ID	Name	Required fields
`ERC000011`	ENA Default	organism, tax_id
`ERC000020`	Pathogen Clinical/Host	organism, tax_id, isolation_source, host
`ERC000043`	Virus Pathogen	organism, tax_id, strain, isolation_source
`ERC000055`	Farm Animal	organism, tax_id, breed
`snpchip_livestock`	SNP Chip Livestock	organism, tax_id, breed

File matching¶

The system uses a 3-tier strategy to match sample sheet rows to staged files:

Exact filename match — Looks for filename_forward in staged files
MD5 match — If filename not found, searches staged files by md5_forward
Alias pattern — Falls back to matching {sample_alias}[._-]R1 in filenames

If none match, the system suggests the closest staged filename.

Filename typos

If your filenames have typos (e.g., _R1.fast.gz instead of _R1.fastq.gz), the system will try MD5 and alias matching before failing.

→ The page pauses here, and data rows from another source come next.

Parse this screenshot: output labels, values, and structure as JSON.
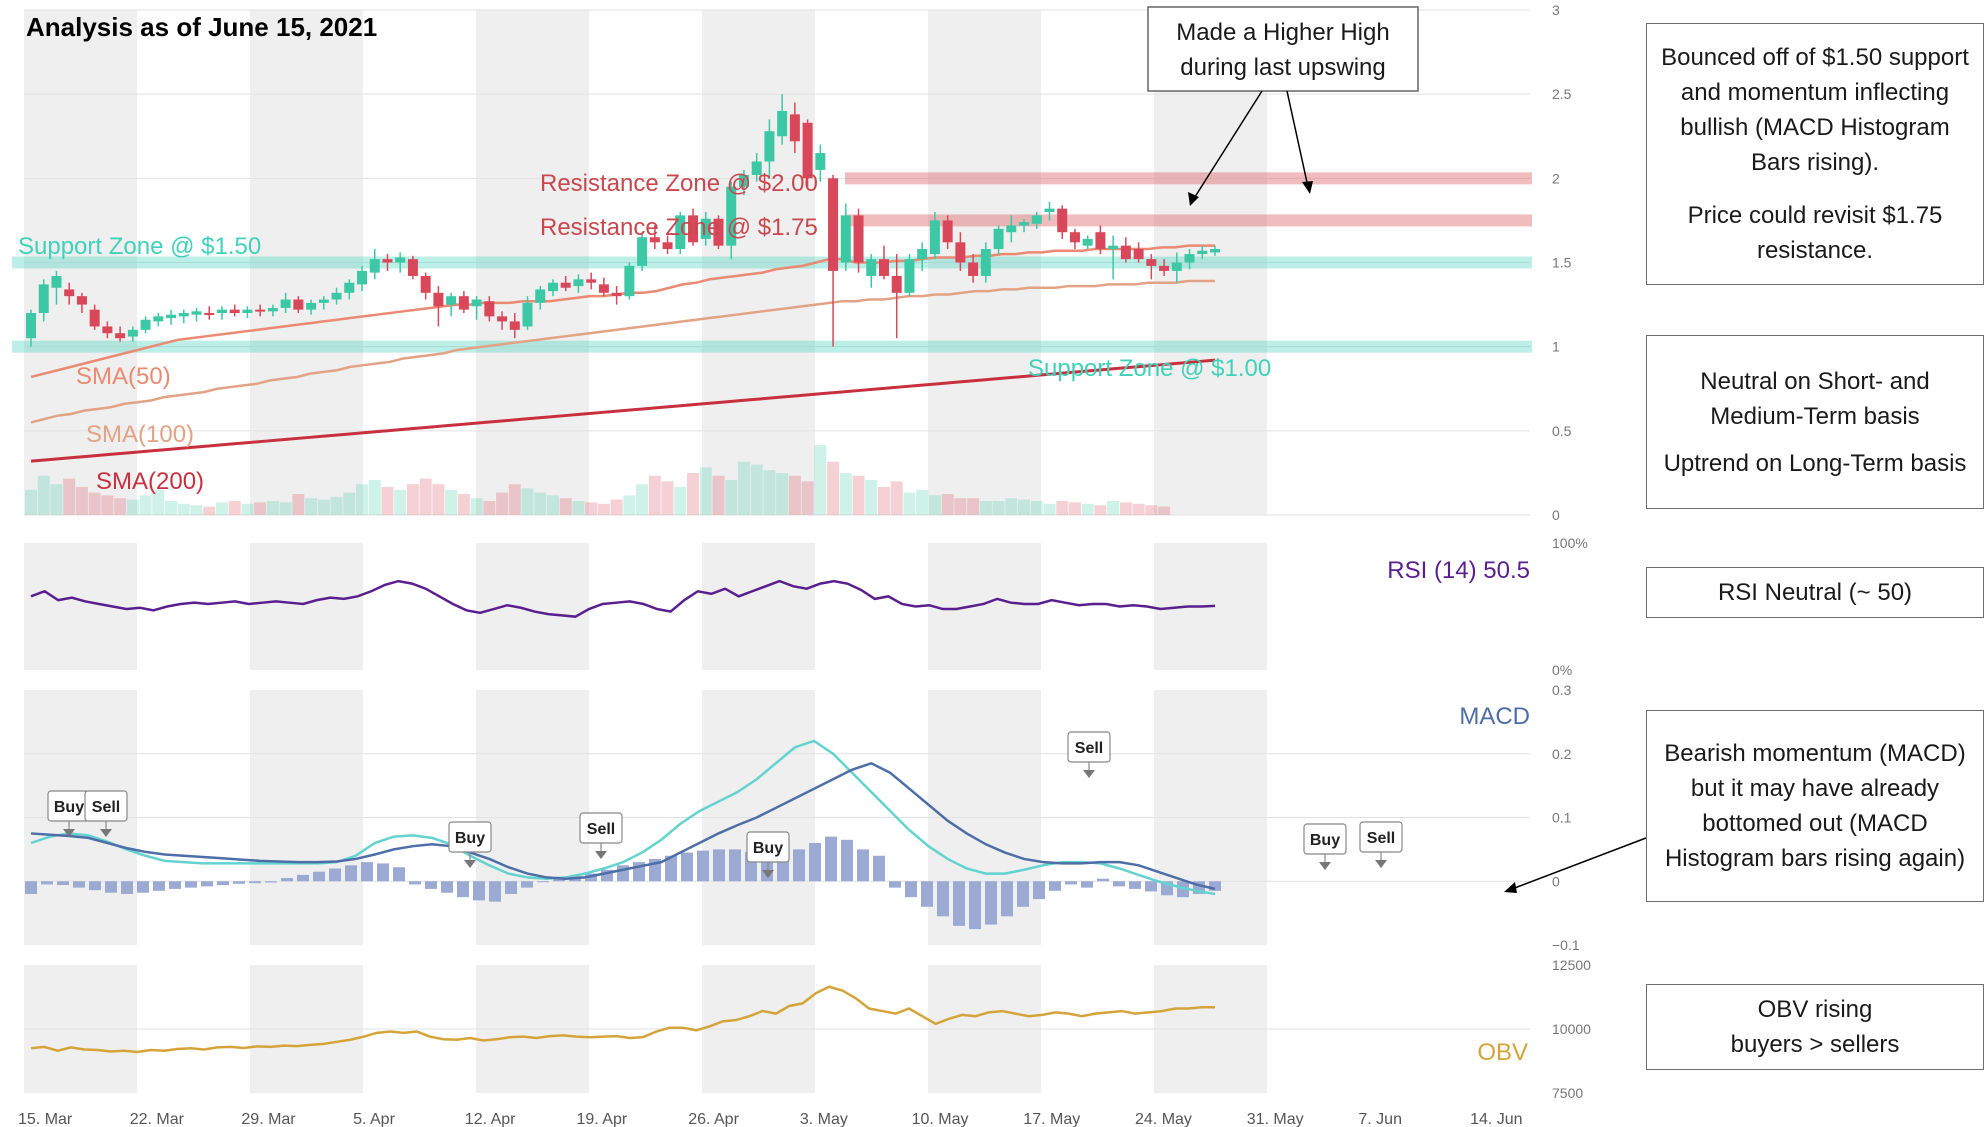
{
  "title": "Analysis as of June 15, 2021",
  "colors": {
    "up": "#3cc8a5",
    "down": "#d9485a",
    "support": "#3fd2b9",
    "resistance": "#e06a6e",
    "sma50": "#ea8a72",
    "sma100": "#e2a284",
    "sma200": "#c8303f",
    "rsi": "#5a1f8f",
    "macd": "#4e6ea8",
    "signal": "#63d3cf",
    "hist": "#9aaad3",
    "obv": "#d4a43a"
  },
  "x_labels": [
    "15. Mar",
    "22. Mar",
    "29. Mar",
    "5. Apr",
    "12. Apr",
    "19. Apr",
    "26. Apr",
    "3. May",
    "10. May",
    "17. May",
    "24. May",
    "31. May",
    "7. Jun",
    "14. Jun"
  ],
  "price_axis": {
    "ticks": [
      "3",
      "2.5",
      "2",
      "1.5",
      "1",
      "0.5",
      "0"
    ],
    "min": 0,
    "max": 3
  },
  "rsi_axis": {
    "ticks": [
      "100%",
      "0%"
    ]
  },
  "macd_axis": {
    "ticks": [
      "0.3",
      "0.2",
      "0.1",
      "0",
      "−0.1"
    ],
    "min": -0.1,
    "max": 0.3
  },
  "obv_axis": {
    "ticks": [
      "12500",
      "10000",
      "7500"
    ],
    "min": 7500,
    "max": 12500
  },
  "zones": {
    "support_150": "Support Zone @ $1.50",
    "support_100": "Support Zone @ $1.00",
    "resistance_200": "Resistance Zone @ $2.00",
    "resistance_175": "Resistance Zone @ $1.75"
  },
  "sma_labels": {
    "sma50": "SMA(50)",
    "sma100": "SMA(100)",
    "sma200": "SMA(200)"
  },
  "panel_labels": {
    "rsi": "RSI (14)  50.5",
    "macd": "MACD",
    "obv": "OBV"
  },
  "callout": [
    "Made a Higher High",
    "during last upswing"
  ],
  "signal_labels": [
    "Buy",
    "Sell",
    "Buy",
    "Sell",
    "Buy",
    "Sell",
    "Buy",
    "Sell"
  ],
  "notes": {
    "price_1": "Bounced off of $1.50 support and momentum inflecting bullish (MACD Histogram Bars rising).",
    "price_2": "Price could revisit $1.75 resistance.",
    "trend_1": "Neutral on Short- and Medium-Term basis",
    "trend_2": "Uptrend on Long-Term basis",
    "rsi": "RSI Neutral (~ 50)",
    "macd": "Bearish momentum (MACD) but it may have already bottomed out (MACD Histogram bars rising again)",
    "obv_1": "OBV rising",
    "obv_2": "buyers > sellers"
  },
  "chart_data": {
    "type": "candlestick",
    "title": "Analysis as of June 15, 2021",
    "candles": [
      {
        "o": 1.05,
        "h": 1.22,
        "l": 1.0,
        "c": 1.2
      },
      {
        "o": 1.2,
        "h": 1.4,
        "l": 1.15,
        "c": 1.37
      },
      {
        "o": 1.35,
        "h": 1.45,
        "l": 1.25,
        "c": 1.42
      },
      {
        "o": 1.34,
        "h": 1.38,
        "l": 1.25,
        "c": 1.3
      },
      {
        "o": 1.3,
        "h": 1.32,
        "l": 1.2,
        "c": 1.25
      },
      {
        "o": 1.22,
        "h": 1.25,
        "l": 1.1,
        "c": 1.12
      },
      {
        "o": 1.12,
        "h": 1.15,
        "l": 1.05,
        "c": 1.08
      },
      {
        "o": 1.08,
        "h": 1.12,
        "l": 1.03,
        "c": 1.05
      },
      {
        "o": 1.06,
        "h": 1.12,
        "l": 1.03,
        "c": 1.1
      },
      {
        "o": 1.1,
        "h": 1.18,
        "l": 1.08,
        "c": 1.16
      },
      {
        "o": 1.15,
        "h": 1.2,
        "l": 1.12,
        "c": 1.18
      },
      {
        "o": 1.17,
        "h": 1.22,
        "l": 1.13,
        "c": 1.19
      },
      {
        "o": 1.18,
        "h": 1.22,
        "l": 1.14,
        "c": 1.2
      },
      {
        "o": 1.19,
        "h": 1.23,
        "l": 1.15,
        "c": 1.21
      },
      {
        "o": 1.2,
        "h": 1.24,
        "l": 1.16,
        "c": 1.19
      },
      {
        "o": 1.2,
        "h": 1.24,
        "l": 1.16,
        "c": 1.22
      },
      {
        "o": 1.22,
        "h": 1.25,
        "l": 1.18,
        "c": 1.2
      },
      {
        "o": 1.2,
        "h": 1.24,
        "l": 1.17,
        "c": 1.22
      },
      {
        "o": 1.22,
        "h": 1.25,
        "l": 1.18,
        "c": 1.21
      },
      {
        "o": 1.21,
        "h": 1.25,
        "l": 1.18,
        "c": 1.23
      },
      {
        "o": 1.23,
        "h": 1.32,
        "l": 1.2,
        "c": 1.28
      },
      {
        "o": 1.28,
        "h": 1.3,
        "l": 1.2,
        "c": 1.22
      },
      {
        "o": 1.22,
        "h": 1.28,
        "l": 1.19,
        "c": 1.26
      },
      {
        "o": 1.26,
        "h": 1.3,
        "l": 1.22,
        "c": 1.28
      },
      {
        "o": 1.28,
        "h": 1.35,
        "l": 1.25,
        "c": 1.32
      },
      {
        "o": 1.32,
        "h": 1.4,
        "l": 1.28,
        "c": 1.38
      },
      {
        "o": 1.37,
        "h": 1.48,
        "l": 1.33,
        "c": 1.45
      },
      {
        "o": 1.44,
        "h": 1.58,
        "l": 1.4,
        "c": 1.52
      },
      {
        "o": 1.52,
        "h": 1.55,
        "l": 1.45,
        "c": 1.5
      },
      {
        "o": 1.5,
        "h": 1.56,
        "l": 1.44,
        "c": 1.53
      },
      {
        "o": 1.52,
        "h": 1.54,
        "l": 1.4,
        "c": 1.42
      },
      {
        "o": 1.42,
        "h": 1.44,
        "l": 1.28,
        "c": 1.32
      },
      {
        "o": 1.32,
        "h": 1.36,
        "l": 1.12,
        "c": 1.24
      },
      {
        "o": 1.25,
        "h": 1.32,
        "l": 1.18,
        "c": 1.3
      },
      {
        "o": 1.3,
        "h": 1.33,
        "l": 1.2,
        "c": 1.22
      },
      {
        "o": 1.24,
        "h": 1.3,
        "l": 1.16,
        "c": 1.28
      },
      {
        "o": 1.27,
        "h": 1.3,
        "l": 1.15,
        "c": 1.18
      },
      {
        "o": 1.18,
        "h": 1.21,
        "l": 1.1,
        "c": 1.15
      },
      {
        "o": 1.15,
        "h": 1.2,
        "l": 1.05,
        "c": 1.1
      },
      {
        "o": 1.12,
        "h": 1.3,
        "l": 1.1,
        "c": 1.26
      },
      {
        "o": 1.26,
        "h": 1.36,
        "l": 1.22,
        "c": 1.34
      },
      {
        "o": 1.33,
        "h": 1.4,
        "l": 1.3,
        "c": 1.38
      },
      {
        "o": 1.38,
        "h": 1.42,
        "l": 1.33,
        "c": 1.35
      },
      {
        "o": 1.36,
        "h": 1.43,
        "l": 1.32,
        "c": 1.4
      },
      {
        "o": 1.4,
        "h": 1.44,
        "l": 1.34,
        "c": 1.38
      },
      {
        "o": 1.37,
        "h": 1.41,
        "l": 1.3,
        "c": 1.32
      },
      {
        "o": 1.32,
        "h": 1.36,
        "l": 1.25,
        "c": 1.3
      },
      {
        "o": 1.3,
        "h": 1.5,
        "l": 1.28,
        "c": 1.48
      },
      {
        "o": 1.48,
        "h": 1.68,
        "l": 1.45,
        "c": 1.65
      },
      {
        "o": 1.65,
        "h": 1.72,
        "l": 1.58,
        "c": 1.62
      },
      {
        "o": 1.62,
        "h": 1.66,
        "l": 1.55,
        "c": 1.58
      },
      {
        "o": 1.58,
        "h": 1.8,
        "l": 1.55,
        "c": 1.78
      },
      {
        "o": 1.78,
        "h": 1.82,
        "l": 1.6,
        "c": 1.62
      },
      {
        "o": 1.64,
        "h": 1.8,
        "l": 1.6,
        "c": 1.76
      },
      {
        "o": 1.76,
        "h": 1.78,
        "l": 1.58,
        "c": 1.6
      },
      {
        "o": 1.6,
        "h": 1.98,
        "l": 1.52,
        "c": 1.95
      },
      {
        "o": 1.95,
        "h": 2.05,
        "l": 1.9,
        "c": 2.02
      },
      {
        "o": 2.02,
        "h": 2.15,
        "l": 1.98,
        "c": 2.1
      },
      {
        "o": 2.1,
        "h": 2.35,
        "l": 2.0,
        "c": 2.28
      },
      {
        "o": 2.25,
        "h": 2.5,
        "l": 2.2,
        "c": 2.4
      },
      {
        "o": 2.38,
        "h": 2.45,
        "l": 2.15,
        "c": 2.22
      },
      {
        "o": 2.33,
        "h": 2.35,
        "l": 1.95,
        "c": 2.0
      },
      {
        "o": 2.05,
        "h": 2.2,
        "l": 1.98,
        "c": 2.15
      },
      {
        "o": 2.0,
        "h": 2.02,
        "l": 1.0,
        "c": 1.45
      },
      {
        "o": 1.5,
        "h": 1.85,
        "l": 1.45,
        "c": 1.78
      },
      {
        "o": 1.78,
        "h": 1.82,
        "l": 1.44,
        "c": 1.5
      },
      {
        "o": 1.42,
        "h": 1.55,
        "l": 1.35,
        "c": 1.52
      },
      {
        "o": 1.52,
        "h": 1.6,
        "l": 1.4,
        "c": 1.42
      },
      {
        "o": 1.42,
        "h": 1.55,
        "l": 1.05,
        "c": 1.32
      },
      {
        "o": 1.32,
        "h": 1.55,
        "l": 1.3,
        "c": 1.52
      },
      {
        "o": 1.52,
        "h": 1.62,
        "l": 1.45,
        "c": 1.58
      },
      {
        "o": 1.55,
        "h": 1.8,
        "l": 1.52,
        "c": 1.75
      },
      {
        "o": 1.75,
        "h": 1.78,
        "l": 1.58,
        "c": 1.62
      },
      {
        "o": 1.62,
        "h": 1.68,
        "l": 1.45,
        "c": 1.5
      },
      {
        "o": 1.5,
        "h": 1.55,
        "l": 1.38,
        "c": 1.42
      },
      {
        "o": 1.42,
        "h": 1.62,
        "l": 1.38,
        "c": 1.58
      },
      {
        "o": 1.58,
        "h": 1.72,
        "l": 1.55,
        "c": 1.7
      },
      {
        "o": 1.68,
        "h": 1.78,
        "l": 1.62,
        "c": 1.72
      },
      {
        "o": 1.72,
        "h": 1.76,
        "l": 1.68,
        "c": 1.74
      },
      {
        "o": 1.73,
        "h": 1.8,
        "l": 1.7,
        "c": 1.78
      },
      {
        "o": 1.8,
        "h": 1.86,
        "l": 1.75,
        "c": 1.82
      },
      {
        "o": 1.82,
        "h": 1.84,
        "l": 1.64,
        "c": 1.68
      },
      {
        "o": 1.68,
        "h": 1.7,
        "l": 1.58,
        "c": 1.62
      },
      {
        "o": 1.6,
        "h": 1.66,
        "l": 1.58,
        "c": 1.64
      },
      {
        "o": 1.68,
        "h": 1.72,
        "l": 1.55,
        "c": 1.58
      },
      {
        "o": 1.58,
        "h": 1.66,
        "l": 1.4,
        "c": 1.6
      },
      {
        "o": 1.6,
        "h": 1.65,
        "l": 1.5,
        "c": 1.52
      },
      {
        "o": 1.58,
        "h": 1.62,
        "l": 1.5,
        "c": 1.52
      },
      {
        "o": 1.52,
        "h": 1.55,
        "l": 1.4,
        "c": 1.48
      },
      {
        "o": 1.48,
        "h": 1.52,
        "l": 1.42,
        "c": 1.45
      },
      {
        "o": 1.45,
        "h": 1.56,
        "l": 1.38,
        "c": 1.5
      },
      {
        "o": 1.5,
        "h": 1.58,
        "l": 1.46,
        "c": 1.55
      },
      {
        "o": 1.55,
        "h": 1.6,
        "l": 1.52,
        "c": 1.57
      },
      {
        "o": 1.56,
        "h": 1.6,
        "l": 1.54,
        "c": 1.58
      }
    ],
    "volume": [
      0.18,
      0.28,
      0.22,
      0.26,
      0.2,
      0.16,
      0.14,
      0.12,
      0.11,
      0.14,
      0.18,
      0.1,
      0.08,
      0.07,
      0.06,
      0.09,
      0.1,
      0.08,
      0.09,
      0.1,
      0.09,
      0.15,
      0.12,
      0.11,
      0.13,
      0.16,
      0.22,
      0.25,
      0.2,
      0.18,
      0.22,
      0.26,
      0.22,
      0.18,
      0.15,
      0.12,
      0.1,
      0.16,
      0.22,
      0.19,
      0.16,
      0.14,
      0.12,
      0.1,
      0.09,
      0.08,
      0.11,
      0.14,
      0.22,
      0.28,
      0.24,
      0.2,
      0.3,
      0.34,
      0.28,
      0.25,
      0.38,
      0.36,
      0.32,
      0.3,
      0.28,
      0.24,
      0.5,
      0.38,
      0.3,
      0.28,
      0.25,
      0.2,
      0.24,
      0.16,
      0.18,
      0.14,
      0.15,
      0.12,
      0.12,
      0.1,
      0.1,
      0.12,
      0.11,
      0.1,
      0.08,
      0.1,
      0.09,
      0.08,
      0.07,
      0.1,
      0.09,
      0.08,
      0.07,
      0.06
    ],
    "sma50": [
      0.82,
      0.84,
      0.86,
      0.88,
      0.9,
      0.92,
      0.94,
      0.96,
      0.98,
      1.0,
      1.02,
      1.04,
      1.05,
      1.06,
      1.07,
      1.08,
      1.09,
      1.1,
      1.11,
      1.12,
      1.13,
      1.14,
      1.15,
      1.16,
      1.17,
      1.18,
      1.19,
      1.2,
      1.21,
      1.22,
      1.23,
      1.24,
      1.25,
      1.25,
      1.26,
      1.26,
      1.26,
      1.27,
      1.27,
      1.27,
      1.28,
      1.29,
      1.3,
      1.3,
      1.31,
      1.32,
      1.32,
      1.33,
      1.35,
      1.37,
      1.38,
      1.4,
      1.41,
      1.42,
      1.43,
      1.44,
      1.46,
      1.47,
      1.48,
      1.5,
      1.52,
      1.52,
      1.5,
      1.5,
      1.5,
      1.51,
      1.51,
      1.52,
      1.53,
      1.53,
      1.53,
      1.54,
      1.54,
      1.55,
      1.55,
      1.56,
      1.56,
      1.57,
      1.57,
      1.57,
      1.58,
      1.58,
      1.58,
      1.58,
      1.58,
      1.59,
      1.59,
      1.6,
      1.6,
      1.6
    ],
    "sma100": [
      0.55,
      0.57,
      0.59,
      0.6,
      0.62,
      0.63,
      0.64,
      0.66,
      0.67,
      0.68,
      0.7,
      0.71,
      0.72,
      0.73,
      0.75,
      0.76,
      0.77,
      0.78,
      0.8,
      0.81,
      0.82,
      0.84,
      0.85,
      0.86,
      0.88,
      0.89,
      0.9,
      0.91,
      0.93,
      0.94,
      0.95,
      0.96,
      0.98,
      0.99,
      1.0,
      1.01,
      1.02,
      1.03,
      1.04,
      1.05,
      1.06,
      1.07,
      1.08,
      1.09,
      1.1,
      1.11,
      1.12,
      1.13,
      1.14,
      1.15,
      1.16,
      1.17,
      1.18,
      1.19,
      1.2,
      1.21,
      1.22,
      1.23,
      1.24,
      1.25,
      1.26,
      1.27,
      1.27,
      1.28,
      1.28,
      1.29,
      1.3,
      1.3,
      1.31,
      1.31,
      1.32,
      1.33,
      1.33,
      1.34,
      1.34,
      1.35,
      1.35,
      1.35,
      1.36,
      1.36,
      1.36,
      1.37,
      1.37,
      1.37,
      1.38,
      1.38,
      1.38,
      1.39,
      1.39,
      1.39
    ],
    "sma200": [
      0.32,
      0.33,
      0.34,
      0.35,
      0.36,
      0.37,
      0.38,
      0.39,
      0.4,
      0.41,
      0.42,
      0.43,
      0.44,
      0.45,
      0.46,
      0.47,
      0.48,
      0.49,
      0.5,
      0.51,
      0.52,
      0.53,
      0.54,
      0.55,
      0.56,
      0.57,
      0.58,
      0.59,
      0.6,
      0.61,
      0.62,
      0.63,
      0.64,
      0.65,
      0.66,
      0.67,
      0.68,
      0.69,
      0.7,
      0.71,
      0.72,
      0.73,
      0.74,
      0.75,
      0.76,
      0.77,
      0.78,
      0.79,
      0.8,
      0.81,
      0.82,
      0.83,
      0.84,
      0.85,
      0.86,
      0.87,
      0.88,
      0.89,
      0.9,
      0.91,
      0.92
    ],
    "rsi": [
      58,
      62,
      55,
      57,
      54,
      52,
      50,
      48,
      49,
      47,
      50,
      52,
      53,
      52,
      53,
      54,
      52,
      53,
      54,
      53,
      52,
      55,
      57,
      56,
      58,
      62,
      67,
      70,
      68,
      64,
      58,
      52,
      47,
      45,
      48,
      51,
      49,
      46,
      44,
      43,
      42,
      48,
      52,
      53,
      54,
      52,
      48,
      46,
      55,
      62,
      60,
      64,
      58,
      62,
      66,
      70,
      66,
      64,
      68,
      70,
      68,
      63,
      56,
      58,
      52,
      50,
      51,
      48,
      48,
      50,
      52,
      56,
      53,
      52,
      52,
      55,
      53,
      51,
      52,
      52,
      50,
      51,
      50,
      48,
      49,
      50,
      50,
      50.5
    ],
    "macd": [
      0.075,
      0.073,
      0.071,
      0.068,
      0.06,
      0.052,
      0.046,
      0.042,
      0.04,
      0.038,
      0.036,
      0.034,
      0.032,
      0.031,
      0.03,
      0.03,
      0.031,
      0.035,
      0.042,
      0.05,
      0.055,
      0.058,
      0.055,
      0.045,
      0.035,
      0.022,
      0.012,
      0.006,
      0.004,
      0.006,
      0.012,
      0.018,
      0.024,
      0.03,
      0.045,
      0.06,
      0.075,
      0.088,
      0.1,
      0.115,
      0.13,
      0.145,
      0.16,
      0.175,
      0.185,
      0.17,
      0.145,
      0.12,
      0.095,
      0.075,
      0.058,
      0.045,
      0.035,
      0.03,
      0.028,
      0.028,
      0.03,
      0.03,
      0.025,
      0.015,
      0.005,
      -0.005,
      -0.012
    ],
    "signal": [
      0.06,
      0.07,
      0.075,
      0.072,
      0.062,
      0.05,
      0.04,
      0.032,
      0.03,
      0.028,
      0.028,
      0.028,
      0.028,
      0.028,
      0.028,
      0.028,
      0.03,
      0.04,
      0.06,
      0.07,
      0.072,
      0.068,
      0.058,
      0.04,
      0.025,
      0.012,
      0.006,
      0.004,
      0.006,
      0.012,
      0.02,
      0.03,
      0.045,
      0.065,
      0.09,
      0.11,
      0.125,
      0.14,
      0.16,
      0.185,
      0.21,
      0.22,
      0.2,
      0.17,
      0.14,
      0.11,
      0.08,
      0.055,
      0.035,
      0.02,
      0.012,
      0.012,
      0.018,
      0.025,
      0.03,
      0.03,
      0.028,
      0.02,
      0.01,
      0.0,
      -0.008,
      -0.015,
      -0.02
    ],
    "histogram": [
      -0.02,
      -0.005,
      -0.006,
      -0.01,
      -0.014,
      -0.018,
      -0.02,
      -0.018,
      -0.015,
      -0.012,
      -0.01,
      -0.008,
      -0.006,
      -0.004,
      -0.003,
      -0.002,
      0.005,
      0.01,
      0.015,
      0.02,
      0.025,
      0.03,
      0.028,
      0.022,
      -0.005,
      -0.012,
      -0.018,
      -0.025,
      -0.03,
      -0.032,
      -0.02,
      -0.01,
      0.0,
      0.005,
      0.008,
      0.012,
      0.018,
      0.025,
      0.03,
      0.035,
      0.04,
      0.045,
      0.048,
      0.05,
      0.05,
      0.046,
      0.042,
      0.04,
      0.05,
      0.06,
      0.07,
      0.065,
      0.05,
      0.04,
      -0.01,
      -0.025,
      -0.04,
      -0.055,
      -0.07,
      -0.075,
      -0.068,
      -0.055,
      -0.04,
      -0.028,
      -0.015,
      -0.005,
      -0.01,
      0.004,
      -0.008,
      -0.012,
      -0.016,
      -0.022,
      -0.025,
      -0.02,
      -0.015
    ],
    "obv": [
      9250,
      9300,
      9150,
      9280,
      9200,
      9180,
      9120,
      9150,
      9100,
      9180,
      9150,
      9220,
      9250,
      9200,
      9280,
      9300,
      9260,
      9320,
      9300,
      9350,
      9330,
      9380,
      9420,
      9500,
      9580,
      9700,
      9850,
      9900,
      9850,
      9900,
      9700,
      9600,
      9580,
      9650,
      9550,
      9600,
      9680,
      9700,
      9650,
      9720,
      9750,
      9700,
      9680,
      9700,
      9720,
      9650,
      9680,
      9900,
      10050,
      10050,
      9950,
      10100,
      10300,
      10350,
      10500,
      10700,
      10600,
      10900,
      11000,
      11400,
      11650,
      11500,
      11200,
      10800,
      10700,
      10600,
      10800,
      10500,
      10200,
      10400,
      10550,
      10500,
      10650,
      10700,
      10600,
      10500,
      10550,
      10650,
      10600,
      10500,
      10600,
      10650,
      10700,
      10600,
      10650,
      10700,
      10800,
      10800,
      10850,
      10850
    ]
  }
}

The error message will suggest the closest match.

Template columns¶

Column	Required	Description
`sample_alias`	Yes	Unique sample identifier
`organism`	Yes*	Species name
`tax_id`	Yes*	NCBI taxonomy ID
`collection_date`	Depends	Date of sample collection (YYYY-MM-DD)
`geographic_location`	Depends	Where the sample was collected
`breed`	Depends	Animal breed
`host`	No	Host organism
`tissue`	No	Tissue type
`sex`	No	male / female / unknown
`filename_forward`	No	Forward read filename
`filename_reverse`	No	Reverse read filename
`md5_forward`	No	MD5 of forward file
`md5_reverse`	No	MD5 of reverse file
`platform`	No	ILLUMINA (default)
`instrument_model`	No	e.g., Illumina NovaSeq 6000
`library_strategy`	No	WGS (default)

*Required fields depend on the selected checklist.

CLI Bulk Submit¶

The seqdb CLI wraps all of the above steps into a single command.

Install and authenticate¶

pip install seqdb-cli
seqdb login --url https://api.seqdb.nfdp.dev --email you@example.com

Download a template¶

seqdb template ERC000011 --output samples.tsv

Validate before submitting¶

seqdb validate samples.tsv --checklist ERC000011

Submit all at once¶

seqdb submit samples.tsv \
  --checklist ERC000011 \
  --project NFDP-PRJ-000001 \
  --files ./reads/ \
  --threads 8

The CLI uploads files in parallel (controlled by --threads), validates the sample sheet, and on success prints the created accessions. Add --yes to skip the confirmation prompt for non-interactive use (e.g., in CI pipelines).

Check results¶

seqdb status NFDP-PRJ-000001

See the CLI Reference for full option details.